Education: Bigger than rankings
At the University of the West Indies, we have done an assessment of the criteria used by the five major rankings agencies, and some self assessment, using these very criteria against the background of our own strategic plan imperatives, objectives and key performance indicators (2007-12 Strategic Plan).
On the basis of this exercise, a distinction needs to be made between criteria which are used to measure” best in the world” and criteria which can be used to assess “best in the world to those whom particular universities have been designed or mandated to serve.”
Beyond this, there is also the issue of resources and resource availability as well as accessibility, and how these affect institutions in small societies, as compared with those in larger, better endowed societies.
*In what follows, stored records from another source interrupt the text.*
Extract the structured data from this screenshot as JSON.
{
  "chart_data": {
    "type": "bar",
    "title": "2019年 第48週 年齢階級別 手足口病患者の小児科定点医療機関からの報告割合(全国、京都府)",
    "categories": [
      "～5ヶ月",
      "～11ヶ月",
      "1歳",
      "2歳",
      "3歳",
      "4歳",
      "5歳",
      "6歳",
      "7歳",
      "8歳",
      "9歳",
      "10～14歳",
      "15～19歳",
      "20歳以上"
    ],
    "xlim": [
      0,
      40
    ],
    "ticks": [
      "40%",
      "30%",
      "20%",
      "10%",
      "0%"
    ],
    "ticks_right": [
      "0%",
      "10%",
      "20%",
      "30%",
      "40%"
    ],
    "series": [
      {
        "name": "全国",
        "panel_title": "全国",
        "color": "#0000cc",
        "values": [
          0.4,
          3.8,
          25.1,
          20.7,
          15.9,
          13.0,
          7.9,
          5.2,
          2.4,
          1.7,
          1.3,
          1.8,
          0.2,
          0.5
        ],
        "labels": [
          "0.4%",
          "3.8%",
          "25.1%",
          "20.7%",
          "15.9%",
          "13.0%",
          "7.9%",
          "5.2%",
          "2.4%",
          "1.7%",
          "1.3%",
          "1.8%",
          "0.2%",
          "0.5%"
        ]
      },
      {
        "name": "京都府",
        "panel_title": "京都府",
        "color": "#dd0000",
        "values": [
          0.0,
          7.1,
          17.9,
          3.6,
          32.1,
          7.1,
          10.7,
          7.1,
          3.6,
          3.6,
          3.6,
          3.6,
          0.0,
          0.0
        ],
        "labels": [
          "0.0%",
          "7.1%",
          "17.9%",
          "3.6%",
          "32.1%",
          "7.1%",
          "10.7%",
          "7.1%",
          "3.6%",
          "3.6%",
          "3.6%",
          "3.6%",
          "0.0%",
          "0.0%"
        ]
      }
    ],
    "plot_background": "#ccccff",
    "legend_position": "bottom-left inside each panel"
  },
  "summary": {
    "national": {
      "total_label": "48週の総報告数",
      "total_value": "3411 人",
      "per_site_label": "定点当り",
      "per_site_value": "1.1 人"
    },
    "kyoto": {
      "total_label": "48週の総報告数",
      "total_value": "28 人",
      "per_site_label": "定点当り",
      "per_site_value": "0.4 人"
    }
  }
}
Inevitably, the tension between these two above will lead to the question of how to effectively manage the criteria for assessment to recognize diversity, to reflect genuine realities and to achieve fairness in an imperfect world. The challenging question is how should objective criteria and standards established for world class performance by universities everywhere be combined with the peculiar circumstance and region specific customer, market and socio-political demands, to render a fairer overall assessment which takes objectivity as well as context into account.
While University rankings can be prudently used to benchmark the performance of an institution, it cannot be unduly weighted in influencing educational policy simply because education is bigger than rankings and has meaning and implications beyond the limits of rankings.